Hazel's Theory of Evolution
- First edition cover
- Author: Lisa Jenn Bigelow
- Language: English
- Genre: Young adult novel
- Publisher: HarperCollins
- Publication date: 2019
- Awards: Lambda Literary Award
- ISBN: 978-0-0627-9117-7

= Hazel's Theory of Evolution =

2019 novel by Lisa Jenn Bigelow

Hazel's Theory of Evolution is a young adult novel by Lisa Jenn Bigelow. In 2019 HarperCollins published the book, which received the Lambda Literary Award in 2020.

The novel tells the story of a middle school girl who struggles with adapting to many changes in her life, including her mother's pregnancy after many miscarriages and making new friends after switching schools. Bigelow tackles issues of change, identity, and family within the framework of the novel.

== Plot ==
The novel tells the story of Hazel Brownlee-Wellington, a thirteen-year-old girl who has just entered the eighth grade in a new school in Michigan. In the novel, she is well-versed in information about animals and she lived on a goat farm. Becca, Hazel's best friend, has distanced herself after she became a cheerleader, and Hazel has found it difficult to make new friends. After a while of being at a new school, she starts to hang out with Carina, a transgender girl, and Yosh, a wheelchair-using boy who is recognizable for his green mohawk. She later learns that one of her mothers is pregnant, but she is not hopeful because of two previous miscarriages. She hopes that a book called On the Origin of Species by Charles Darwin can help her make sense of her life, but she still struggles with many of her problems.

== Reception ==
Kirkus Reviews praised the diversity present in the book's cast. They also said that "[h]er first-person narration is insightful" and the main character is "highly likable." Publishers Weekly also praised the varied cast in Bigelow's book, as well as her "relatable first-person narrative", which the author uses to address universal conflicts.

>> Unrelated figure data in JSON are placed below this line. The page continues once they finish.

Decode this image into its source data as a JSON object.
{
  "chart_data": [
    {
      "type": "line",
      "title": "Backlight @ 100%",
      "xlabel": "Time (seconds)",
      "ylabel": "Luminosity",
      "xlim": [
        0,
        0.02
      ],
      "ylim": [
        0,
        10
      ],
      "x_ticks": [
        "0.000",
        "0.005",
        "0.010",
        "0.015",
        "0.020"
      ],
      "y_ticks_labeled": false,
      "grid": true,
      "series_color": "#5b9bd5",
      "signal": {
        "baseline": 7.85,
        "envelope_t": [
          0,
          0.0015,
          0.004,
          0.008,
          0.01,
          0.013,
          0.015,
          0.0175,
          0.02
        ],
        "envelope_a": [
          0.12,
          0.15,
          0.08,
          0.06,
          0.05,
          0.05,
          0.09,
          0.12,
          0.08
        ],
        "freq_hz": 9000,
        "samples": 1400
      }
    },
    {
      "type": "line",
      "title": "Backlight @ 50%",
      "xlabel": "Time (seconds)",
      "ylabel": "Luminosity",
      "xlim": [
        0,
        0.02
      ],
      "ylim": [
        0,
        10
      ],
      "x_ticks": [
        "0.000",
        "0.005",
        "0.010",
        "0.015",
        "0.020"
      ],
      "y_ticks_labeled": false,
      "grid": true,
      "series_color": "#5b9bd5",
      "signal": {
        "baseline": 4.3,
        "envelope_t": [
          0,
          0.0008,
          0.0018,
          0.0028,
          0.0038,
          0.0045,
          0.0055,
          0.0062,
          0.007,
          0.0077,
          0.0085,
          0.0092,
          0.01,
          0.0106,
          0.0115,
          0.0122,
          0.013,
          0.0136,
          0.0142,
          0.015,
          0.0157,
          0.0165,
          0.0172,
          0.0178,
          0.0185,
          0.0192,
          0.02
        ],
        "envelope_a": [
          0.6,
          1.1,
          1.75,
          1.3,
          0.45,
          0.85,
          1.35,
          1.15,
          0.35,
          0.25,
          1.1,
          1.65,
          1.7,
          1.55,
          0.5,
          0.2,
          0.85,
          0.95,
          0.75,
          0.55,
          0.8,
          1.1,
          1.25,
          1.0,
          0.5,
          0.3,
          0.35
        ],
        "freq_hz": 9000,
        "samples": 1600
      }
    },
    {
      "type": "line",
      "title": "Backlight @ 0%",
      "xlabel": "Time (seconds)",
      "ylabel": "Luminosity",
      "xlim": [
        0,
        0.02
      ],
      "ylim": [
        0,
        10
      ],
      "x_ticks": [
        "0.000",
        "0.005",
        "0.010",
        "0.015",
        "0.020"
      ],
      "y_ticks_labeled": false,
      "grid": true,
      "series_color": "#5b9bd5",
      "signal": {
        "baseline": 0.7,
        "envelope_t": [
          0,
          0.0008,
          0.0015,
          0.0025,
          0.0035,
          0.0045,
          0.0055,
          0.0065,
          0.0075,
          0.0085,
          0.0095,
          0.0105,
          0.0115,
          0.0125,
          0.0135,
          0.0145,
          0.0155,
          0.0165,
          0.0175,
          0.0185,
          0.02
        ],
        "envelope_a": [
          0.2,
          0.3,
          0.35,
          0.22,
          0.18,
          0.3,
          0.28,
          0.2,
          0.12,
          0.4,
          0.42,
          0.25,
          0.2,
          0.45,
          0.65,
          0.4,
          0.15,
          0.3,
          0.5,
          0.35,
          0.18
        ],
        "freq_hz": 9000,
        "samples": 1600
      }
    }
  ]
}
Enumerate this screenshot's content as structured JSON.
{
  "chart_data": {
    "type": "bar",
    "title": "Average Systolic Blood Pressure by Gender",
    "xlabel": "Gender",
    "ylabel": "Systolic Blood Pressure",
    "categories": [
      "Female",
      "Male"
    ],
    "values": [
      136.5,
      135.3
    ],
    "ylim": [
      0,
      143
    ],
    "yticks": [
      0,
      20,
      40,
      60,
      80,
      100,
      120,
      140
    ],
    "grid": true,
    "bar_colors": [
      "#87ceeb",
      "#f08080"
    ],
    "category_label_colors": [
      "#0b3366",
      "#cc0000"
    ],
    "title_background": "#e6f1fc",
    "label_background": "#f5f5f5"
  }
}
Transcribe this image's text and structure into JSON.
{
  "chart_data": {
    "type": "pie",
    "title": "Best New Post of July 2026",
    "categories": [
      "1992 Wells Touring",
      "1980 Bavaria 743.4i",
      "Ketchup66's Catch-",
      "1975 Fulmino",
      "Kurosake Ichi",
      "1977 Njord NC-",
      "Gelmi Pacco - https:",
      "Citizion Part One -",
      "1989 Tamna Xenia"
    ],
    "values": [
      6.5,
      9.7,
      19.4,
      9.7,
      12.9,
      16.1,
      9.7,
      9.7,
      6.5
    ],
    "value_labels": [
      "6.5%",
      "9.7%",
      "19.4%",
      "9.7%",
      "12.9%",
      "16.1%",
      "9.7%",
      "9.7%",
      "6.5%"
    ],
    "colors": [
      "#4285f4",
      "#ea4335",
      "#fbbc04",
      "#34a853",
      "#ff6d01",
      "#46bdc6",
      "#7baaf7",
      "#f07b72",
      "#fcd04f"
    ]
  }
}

Writing for the School Library Journal, Lisa Gieskes recommended the book, saying that "readers will find [Hazel's] sensitive, reflective nature heartening." Carolyn Phelan, for Booklist, called it "[a] heartfelt novel of family, friends, and change." Phelan also noted the author's skill at building up towards the climax, as well as her portrayal of empathetic characters.

Hazel's Theory of Evolution won the 2020 Lambda Literary Award in the "Children's/Middle Grade" category.